I remember nothing of living under Mrs Wilsons roof. (Evidently it was always dark and Mrs Wilson was into pot plants.) It was an inauspicious start to marriage, hard though the lady tried to make us comfortable. It was some relief when the council provided us with premises on our own. I would like to say their generosity knew no bounds, alas this would not be true.

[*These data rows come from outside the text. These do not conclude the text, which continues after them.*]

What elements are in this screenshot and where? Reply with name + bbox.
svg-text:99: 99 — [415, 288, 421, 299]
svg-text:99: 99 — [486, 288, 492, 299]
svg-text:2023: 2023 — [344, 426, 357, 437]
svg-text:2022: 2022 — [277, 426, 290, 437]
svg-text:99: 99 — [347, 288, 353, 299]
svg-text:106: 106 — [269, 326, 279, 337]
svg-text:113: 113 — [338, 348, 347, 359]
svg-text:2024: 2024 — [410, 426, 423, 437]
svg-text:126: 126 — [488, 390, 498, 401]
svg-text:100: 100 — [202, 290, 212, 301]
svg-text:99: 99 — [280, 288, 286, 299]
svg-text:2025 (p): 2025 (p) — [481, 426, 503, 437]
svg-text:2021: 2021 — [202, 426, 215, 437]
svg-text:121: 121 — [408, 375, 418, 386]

The council gave us the tenancy of an upstairs council flat in Newbold, close to the Eagle Youth Club which I ran as warden come dogsbody. But I was naive, we were both young and we enjoyed life in our own innocent way. The flat was tiny, actually only the upper floor of what was originally a semi detatched council house. Again the details are remembered by my wife and not myself, consisting of a through lounge come kitchen, a bedroom and a tiny boxroom.
The estate was noisy, lively with no pretentions whatsoever. It is not true that even dogs roamed in pairs but it was not exactly the best address in town. But we were young, it was our first home together and we were perfectly happy in our own little world. The only problem was, as Paulette came in of an evening from her job as a comptometer operator at the nearby Glass Tubes factory, I would be going out to run the youth club. It was obvious that another more compatible existence was needed. Nevertheless they were happy days and our tiny flat was certainly 'home' in its own way.